Excerpts of “Dear Leader” by Jang Jin-sun, a North Korean poet who caught the eye of Kim Jong Il, and was eventually invited for a private audience with him; then later defected.
As I progressed through school, … I had no choice but to immerse myself, like everyone else, in the Supreme Leader. … Even when I turned to novels or poetry, whatever book I opened, it was the same: the Korean language served to tell the story of two protagonists alone, Kim Il-sung and Kim Jong-il.
In North Korea, gaining access to any foreign culture is a crime of “revisionism”, but there is a “hundred copy collection” (each book limited to a hundred copies) available to the elite, so that they might receive a cultural grounding to help them carry out their jobs as leaders, diplomats and propagandists. … In the strict apartheid of North Korea, the use of language is tightly controlled across different classes of people. Above all, the language used for reference to the Supreme Leader is set apart in its grammar and vocabulary. Kim Il-sung is always “great”, and “greatness” must always belong to the Supreme Leader alone; but Byron taught me that the word could be used to describe any one of us, and that every one of us could dare to partake in such qualities.

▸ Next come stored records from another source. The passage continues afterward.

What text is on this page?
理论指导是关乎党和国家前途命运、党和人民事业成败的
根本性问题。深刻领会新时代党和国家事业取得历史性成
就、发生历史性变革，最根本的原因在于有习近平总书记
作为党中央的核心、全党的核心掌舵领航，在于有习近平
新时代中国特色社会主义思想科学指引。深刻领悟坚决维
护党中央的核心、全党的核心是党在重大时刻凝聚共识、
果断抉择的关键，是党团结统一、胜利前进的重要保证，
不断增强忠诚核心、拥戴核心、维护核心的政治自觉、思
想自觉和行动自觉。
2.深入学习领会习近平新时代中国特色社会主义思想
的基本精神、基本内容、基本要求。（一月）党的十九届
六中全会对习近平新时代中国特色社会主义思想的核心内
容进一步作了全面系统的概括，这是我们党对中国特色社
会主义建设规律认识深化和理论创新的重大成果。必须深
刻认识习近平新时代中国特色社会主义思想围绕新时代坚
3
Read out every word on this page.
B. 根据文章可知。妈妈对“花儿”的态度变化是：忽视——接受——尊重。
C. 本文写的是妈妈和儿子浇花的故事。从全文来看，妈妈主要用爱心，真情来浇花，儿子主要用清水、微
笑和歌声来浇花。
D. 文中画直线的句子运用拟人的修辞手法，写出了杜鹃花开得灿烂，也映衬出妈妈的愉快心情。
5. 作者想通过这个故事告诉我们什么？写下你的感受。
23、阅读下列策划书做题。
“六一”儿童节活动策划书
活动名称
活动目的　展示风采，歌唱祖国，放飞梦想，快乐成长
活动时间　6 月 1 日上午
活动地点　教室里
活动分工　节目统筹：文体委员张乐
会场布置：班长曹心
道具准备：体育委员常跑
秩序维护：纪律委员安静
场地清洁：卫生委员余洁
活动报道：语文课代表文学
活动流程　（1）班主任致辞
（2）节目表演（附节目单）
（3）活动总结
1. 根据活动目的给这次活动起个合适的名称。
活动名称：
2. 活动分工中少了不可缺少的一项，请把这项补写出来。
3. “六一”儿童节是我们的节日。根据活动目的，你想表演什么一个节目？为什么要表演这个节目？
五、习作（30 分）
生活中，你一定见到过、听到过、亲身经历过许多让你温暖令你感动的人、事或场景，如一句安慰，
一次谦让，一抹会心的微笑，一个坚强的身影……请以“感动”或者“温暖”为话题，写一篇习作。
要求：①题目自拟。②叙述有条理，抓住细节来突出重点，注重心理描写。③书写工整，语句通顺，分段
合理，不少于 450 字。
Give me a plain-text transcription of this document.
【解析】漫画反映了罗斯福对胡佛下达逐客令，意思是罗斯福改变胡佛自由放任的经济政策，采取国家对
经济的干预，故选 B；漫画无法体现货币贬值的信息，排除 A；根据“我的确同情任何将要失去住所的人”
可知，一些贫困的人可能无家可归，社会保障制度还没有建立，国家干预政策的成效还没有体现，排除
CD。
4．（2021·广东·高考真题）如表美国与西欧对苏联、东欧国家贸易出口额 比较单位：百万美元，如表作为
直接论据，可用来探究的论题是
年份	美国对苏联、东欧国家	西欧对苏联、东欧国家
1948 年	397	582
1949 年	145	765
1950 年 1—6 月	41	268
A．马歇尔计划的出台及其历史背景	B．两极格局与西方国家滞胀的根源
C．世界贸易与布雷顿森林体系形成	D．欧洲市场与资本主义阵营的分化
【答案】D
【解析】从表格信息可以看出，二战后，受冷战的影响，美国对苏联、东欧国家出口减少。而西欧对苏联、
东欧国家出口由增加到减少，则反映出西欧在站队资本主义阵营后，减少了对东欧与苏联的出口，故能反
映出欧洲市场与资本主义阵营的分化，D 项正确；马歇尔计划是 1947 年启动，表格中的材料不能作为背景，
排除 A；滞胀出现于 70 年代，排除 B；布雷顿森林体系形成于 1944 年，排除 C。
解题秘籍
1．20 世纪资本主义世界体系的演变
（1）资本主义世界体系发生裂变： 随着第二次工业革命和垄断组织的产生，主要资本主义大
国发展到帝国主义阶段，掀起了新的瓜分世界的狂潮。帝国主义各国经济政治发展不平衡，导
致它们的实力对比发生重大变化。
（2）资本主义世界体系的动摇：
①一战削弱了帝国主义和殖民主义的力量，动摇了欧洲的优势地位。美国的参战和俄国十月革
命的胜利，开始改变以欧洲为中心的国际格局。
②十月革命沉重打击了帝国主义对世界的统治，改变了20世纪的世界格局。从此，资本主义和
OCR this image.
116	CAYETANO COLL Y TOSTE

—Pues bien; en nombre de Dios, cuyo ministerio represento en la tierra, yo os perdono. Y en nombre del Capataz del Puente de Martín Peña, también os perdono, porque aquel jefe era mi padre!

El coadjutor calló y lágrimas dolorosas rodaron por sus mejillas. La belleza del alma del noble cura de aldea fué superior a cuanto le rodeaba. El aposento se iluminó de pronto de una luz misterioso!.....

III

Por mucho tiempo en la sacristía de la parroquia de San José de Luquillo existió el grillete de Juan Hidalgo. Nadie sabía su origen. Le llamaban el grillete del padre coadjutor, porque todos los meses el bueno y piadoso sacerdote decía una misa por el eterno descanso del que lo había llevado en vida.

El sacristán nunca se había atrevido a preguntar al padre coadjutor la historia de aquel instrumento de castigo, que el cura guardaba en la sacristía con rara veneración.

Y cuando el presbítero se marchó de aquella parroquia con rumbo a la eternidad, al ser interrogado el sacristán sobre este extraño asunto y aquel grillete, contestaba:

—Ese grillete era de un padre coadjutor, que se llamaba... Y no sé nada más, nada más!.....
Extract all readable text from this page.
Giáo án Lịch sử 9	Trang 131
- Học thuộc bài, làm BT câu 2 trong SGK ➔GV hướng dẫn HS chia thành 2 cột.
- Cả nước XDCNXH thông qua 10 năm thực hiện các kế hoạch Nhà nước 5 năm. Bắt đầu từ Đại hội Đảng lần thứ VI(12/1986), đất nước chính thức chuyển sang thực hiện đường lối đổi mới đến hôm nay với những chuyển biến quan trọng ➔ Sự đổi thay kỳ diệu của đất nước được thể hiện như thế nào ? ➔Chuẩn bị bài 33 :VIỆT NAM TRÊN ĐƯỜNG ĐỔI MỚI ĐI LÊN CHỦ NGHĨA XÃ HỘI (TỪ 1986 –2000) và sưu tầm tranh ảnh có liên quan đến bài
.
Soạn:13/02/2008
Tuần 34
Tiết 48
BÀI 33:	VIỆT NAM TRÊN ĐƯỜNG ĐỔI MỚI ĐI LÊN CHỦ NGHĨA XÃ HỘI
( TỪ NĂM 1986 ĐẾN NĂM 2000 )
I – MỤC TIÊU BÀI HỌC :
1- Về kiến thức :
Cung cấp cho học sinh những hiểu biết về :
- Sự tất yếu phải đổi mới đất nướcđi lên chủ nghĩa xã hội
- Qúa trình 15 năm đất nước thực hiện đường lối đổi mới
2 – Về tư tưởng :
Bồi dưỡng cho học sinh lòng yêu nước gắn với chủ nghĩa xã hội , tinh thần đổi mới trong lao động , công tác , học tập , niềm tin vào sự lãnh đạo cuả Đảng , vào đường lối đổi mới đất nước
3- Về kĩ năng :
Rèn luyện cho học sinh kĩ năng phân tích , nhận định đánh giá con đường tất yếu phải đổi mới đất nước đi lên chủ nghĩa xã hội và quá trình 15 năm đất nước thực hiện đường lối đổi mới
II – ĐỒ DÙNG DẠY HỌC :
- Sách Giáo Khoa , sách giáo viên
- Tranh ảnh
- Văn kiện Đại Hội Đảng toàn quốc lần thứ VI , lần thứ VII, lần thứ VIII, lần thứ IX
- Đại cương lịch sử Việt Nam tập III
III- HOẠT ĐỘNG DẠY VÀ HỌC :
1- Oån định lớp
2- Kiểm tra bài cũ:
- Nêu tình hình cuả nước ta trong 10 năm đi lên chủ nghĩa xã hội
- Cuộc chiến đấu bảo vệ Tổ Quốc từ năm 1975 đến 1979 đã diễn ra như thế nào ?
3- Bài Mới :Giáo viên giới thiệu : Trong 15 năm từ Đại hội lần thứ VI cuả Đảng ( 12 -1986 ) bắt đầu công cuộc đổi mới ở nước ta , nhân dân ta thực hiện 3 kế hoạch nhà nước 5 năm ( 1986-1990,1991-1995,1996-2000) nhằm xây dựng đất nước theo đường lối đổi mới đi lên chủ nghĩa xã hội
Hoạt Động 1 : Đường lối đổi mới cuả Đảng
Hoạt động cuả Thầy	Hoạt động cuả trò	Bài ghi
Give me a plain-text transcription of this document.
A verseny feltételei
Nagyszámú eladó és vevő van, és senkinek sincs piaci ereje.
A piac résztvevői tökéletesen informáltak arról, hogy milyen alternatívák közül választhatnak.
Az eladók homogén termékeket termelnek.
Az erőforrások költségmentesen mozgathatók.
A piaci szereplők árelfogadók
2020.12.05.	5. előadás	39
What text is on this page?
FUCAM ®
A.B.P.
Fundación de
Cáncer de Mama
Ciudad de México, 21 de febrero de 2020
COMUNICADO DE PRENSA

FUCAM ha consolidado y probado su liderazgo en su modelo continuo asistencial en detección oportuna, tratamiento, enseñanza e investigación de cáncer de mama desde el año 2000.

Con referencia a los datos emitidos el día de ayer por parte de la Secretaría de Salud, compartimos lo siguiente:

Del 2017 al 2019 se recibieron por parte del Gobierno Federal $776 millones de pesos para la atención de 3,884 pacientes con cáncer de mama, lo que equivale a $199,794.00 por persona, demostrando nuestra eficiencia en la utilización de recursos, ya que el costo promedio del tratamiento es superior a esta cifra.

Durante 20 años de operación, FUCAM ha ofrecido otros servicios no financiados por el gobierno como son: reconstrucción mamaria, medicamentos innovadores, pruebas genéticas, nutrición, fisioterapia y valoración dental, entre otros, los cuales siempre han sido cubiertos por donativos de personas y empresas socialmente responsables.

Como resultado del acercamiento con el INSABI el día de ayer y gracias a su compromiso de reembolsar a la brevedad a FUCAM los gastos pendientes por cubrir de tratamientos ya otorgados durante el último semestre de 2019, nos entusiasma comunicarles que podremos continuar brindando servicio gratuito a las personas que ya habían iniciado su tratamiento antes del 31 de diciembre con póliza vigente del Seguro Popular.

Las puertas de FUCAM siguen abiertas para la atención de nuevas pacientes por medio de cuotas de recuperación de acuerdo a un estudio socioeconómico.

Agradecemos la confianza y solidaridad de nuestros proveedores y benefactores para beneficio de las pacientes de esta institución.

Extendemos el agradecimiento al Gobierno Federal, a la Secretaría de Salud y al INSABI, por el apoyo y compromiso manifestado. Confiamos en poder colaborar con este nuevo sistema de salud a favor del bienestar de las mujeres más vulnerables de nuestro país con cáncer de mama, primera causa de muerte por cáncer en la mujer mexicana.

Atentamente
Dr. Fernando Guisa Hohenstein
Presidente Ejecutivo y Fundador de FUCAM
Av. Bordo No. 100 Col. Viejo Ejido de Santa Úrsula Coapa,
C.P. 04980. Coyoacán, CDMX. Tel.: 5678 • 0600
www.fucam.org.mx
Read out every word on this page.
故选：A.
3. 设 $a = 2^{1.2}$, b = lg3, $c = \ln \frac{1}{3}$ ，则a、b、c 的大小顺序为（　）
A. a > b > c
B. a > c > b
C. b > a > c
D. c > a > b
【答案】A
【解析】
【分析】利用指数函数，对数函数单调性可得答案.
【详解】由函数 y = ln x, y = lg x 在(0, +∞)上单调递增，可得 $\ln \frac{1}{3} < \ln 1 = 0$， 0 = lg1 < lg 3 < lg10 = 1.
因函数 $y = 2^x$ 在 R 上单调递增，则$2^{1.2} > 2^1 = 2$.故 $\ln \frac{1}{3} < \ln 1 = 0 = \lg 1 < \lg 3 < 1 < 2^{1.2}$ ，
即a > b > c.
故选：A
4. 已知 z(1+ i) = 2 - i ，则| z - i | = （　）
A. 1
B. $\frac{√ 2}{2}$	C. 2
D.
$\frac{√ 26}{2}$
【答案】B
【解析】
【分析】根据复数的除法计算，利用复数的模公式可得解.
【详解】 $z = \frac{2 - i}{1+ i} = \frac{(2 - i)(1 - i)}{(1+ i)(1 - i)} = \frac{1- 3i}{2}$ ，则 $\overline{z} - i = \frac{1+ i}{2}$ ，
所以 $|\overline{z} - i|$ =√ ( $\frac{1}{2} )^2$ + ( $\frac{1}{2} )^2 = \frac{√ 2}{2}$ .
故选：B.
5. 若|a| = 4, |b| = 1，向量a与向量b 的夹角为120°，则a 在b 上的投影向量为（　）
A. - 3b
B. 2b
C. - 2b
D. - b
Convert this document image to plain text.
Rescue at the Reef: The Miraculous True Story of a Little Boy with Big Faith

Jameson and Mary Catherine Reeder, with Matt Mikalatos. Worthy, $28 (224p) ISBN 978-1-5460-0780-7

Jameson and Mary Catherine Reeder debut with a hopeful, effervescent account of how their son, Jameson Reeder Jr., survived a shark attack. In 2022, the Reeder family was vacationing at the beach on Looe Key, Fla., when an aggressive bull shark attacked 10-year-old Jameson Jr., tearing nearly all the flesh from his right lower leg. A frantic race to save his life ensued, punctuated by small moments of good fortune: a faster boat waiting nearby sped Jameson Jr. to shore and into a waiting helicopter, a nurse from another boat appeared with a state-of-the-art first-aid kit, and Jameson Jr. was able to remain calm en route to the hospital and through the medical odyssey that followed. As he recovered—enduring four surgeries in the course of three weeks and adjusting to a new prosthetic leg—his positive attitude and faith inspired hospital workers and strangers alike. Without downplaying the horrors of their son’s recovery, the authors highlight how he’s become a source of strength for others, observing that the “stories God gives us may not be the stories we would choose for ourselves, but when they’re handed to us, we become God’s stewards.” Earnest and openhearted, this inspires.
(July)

I know that no dictatorship can be successful merely by force. A dictator may use a form of religious cult to demand an unquestioning and heartfelt obedience from each individual, or a myth of racial superiority to bind the loyalty of many to one selfish cause. North Korea is no exception in the modern history of totalitarianism. There are the brutal political camps that physically shut away the lives of North Korean people; but there is also a dictatorship of the mind, the political prison where thought and expression are stifled. North Korea’s dictatorship of force over its people – its police-state system, the inescapable surveillance, the party’s invocation of the “Supreme Leader’s will”, overruling even the national constitution – cannot end while the dictatorship of the mind prevails.
The only power that will undermine the dictatorship of the mind is the realization that it is possible not only for the regime to lie to its people, but that it has done so, deliberately and constantly. My people cannot be free until each of us acknowledges that the Revolutionary History of the Leader is not the true reality of North Korea.